Nous avons tellement cru que nous "devions" faire quelque chose de notre vie, à l'image de cette phrase qui serait absurde si elle ne grinçait pas à ce point dans nos oreilles inconscientes : "il faut gagner sa vie". La vie, nous l'avons déjà gagnée à notre naissance et il n'est justement rien ici à gagner ou à perdre mais seulement à faire l'expérience, à rater peut-être ou réussir sans doute, selon une certaine idée de départ... Au final, à goûter surtout, à jouer, à jouir, à s'émerveiller, à oser, à rire ou à pleurer - mais à vivre ! Or, à l'image de Celibidach donc, j'aime cet art de laisser l'orchestre monter dans ses climax sans interférence. Les violoncelles, les contrebasses montent tandis que les violons et les vents font de même pour se retrouver au sommet de l'oeuvre, non pas tant concentrés sur ce qu'ils font mais sur ce qu'ils entendent, ce qu'ils écoutent. Alors, ce n'est plus un dirigeant qui décide le chemin que nous allons prendre mais une conscience collective qui suit une énergie commune, évidente, nécessaire, logique. Et ce qui nous émerveille comme la plus juste des interprétations, le tempo le plus majestueux et les nuances les plus réussies sont justement le résultat, non pas d'une volonté d'un individu avec l'illusion de pouvoir créer quelque chose qui n'est pas, mais de cette capacité à s'écouter, à se ressentir, à vibrer ensemble puis à laisser faire la musique qui sait si bien évoluer elle-même. L'être humain a ce talent extraordinaire de vibrer, comme un instrument de musique, là où résonne sa justesse. Le corps, le coeur tout entier savent lorsque cela s'accorde. Sans cela, il pourra bien suivre un mouvement de baguette de chef d'orchestre, s'appliquer à un tempo, faire le trait et la gamme, mais profondément l'interprétation n'aura rien de vrai, rien d'organique et risquera au mieux de s'essouffler rapidement. En entreprise n'appelle-ton pas cela le burn out puis récemment le brown out ? (absence de sens)

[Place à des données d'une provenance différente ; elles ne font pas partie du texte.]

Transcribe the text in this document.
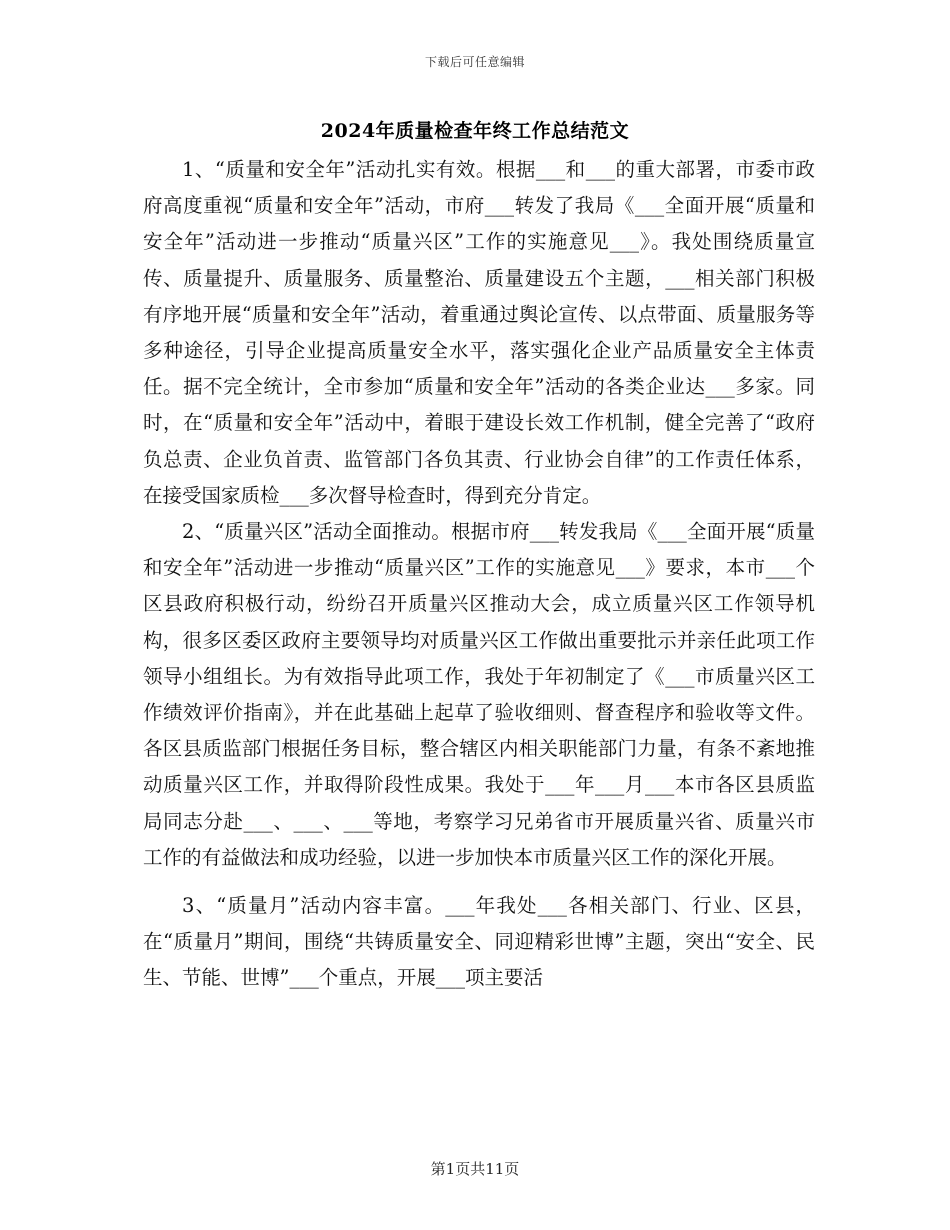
下载后可任意编辑
2024年质量检查年终工作总结范文

1、“质量和安全年”活动扎实有效。根据___和___的重大部署，市委市政府高度重视“质量和安全年”活动，市府___转发了我局《___全面开展“质量和安全年”活动进一步推动“质量兴区”工作的实施意见___》。我处围绕质量宣传、质量提升、质量服务、质量整治、质量建设五个主题，___相关部门积极有序地开展“质量和安全年”活动，着重通过舆论宣传、以点带面、质量服务等多种途径，引导企业提高质量安全水平，落实强化企业产品质量安全主体责任。据不完全统计，全市参加“质量和安全年”活动的各类企业达___多家。同时，在“质量和安全年”活动中，着眼于建设长效工作机制，健全完善了“政府负总责、企业负首责、监管部门各负其责、行业协会自律”的工作责任体系，在接受国家质检___多次督导检查时，得到充分肯定。

2、“质量兴区”活动全面推动。根据市府___转发我局《___全面开展“质量和安全年”活动进一步推动“质量兴区”工作的实施意见___》要求，本市___个区县政府积极行动，纷纷召开质量兴区推动大会，成立质量兴区工作领导机构，很多区委区政府主要领导均对质量兴区工作做出重要批示并亲任此项工作领导小组组长。为有效指导此项工作，我处于年初制定了《___市质量兴区工作绩效评价指南》，并在此基础上起草了验收细则、督查程序和验收等文件。各区县质监部门根据任务目标，整合辖区内相关职能部门力量，有条不紊地推动质量兴区工作，并取得阶段性成果。我处于___年___月___本市各区县质监局同志分赴___、___、___等地，考察学习兄弟省市开展质量兴省、质量兴市工作的有益做法和成功经验，以进一步加快本市质量兴区工作的深化开展。

3、“质量月”活动内容丰富。___年我处___各相关部门、行业、区县，在“质量月”期间，围绕“共铸质量安全、同迎精彩世博”主题，突出“安全、民生、节能、世博”___个重点，开展___项主要活

第1页共11页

Quelle belle illusion de croire qu'un seul individu puisse savoir et diriger une conscience collective ! Quel mensonge à soi-même de penser qu'on puisse maîtriser, créer soi-même une perfection pour s'évader de cet apparent "chaos" de la vie. De cette recherche incessante de maîtrise, l'artiste n'est pas préservé plus qu'un autre et peut, lui aussi, devenir le dictateur de son monde.


Or à l'image d'un Celibidach, à l'image de cet orchestre sans chef, j'ai la sensation que rien n'arrête un mouvement collectif. Tout ce qu'un interprète cherche à ajouter, à créer artificiellement, ne fera au mieux que ralentir, interférer le chemin vers la source, c'est-à-dire vers son coeur. D'ailleurs, à quoi bon se croire plus intelligent que la conscience, plus savant que le mystère, plus habile que le cosmos ?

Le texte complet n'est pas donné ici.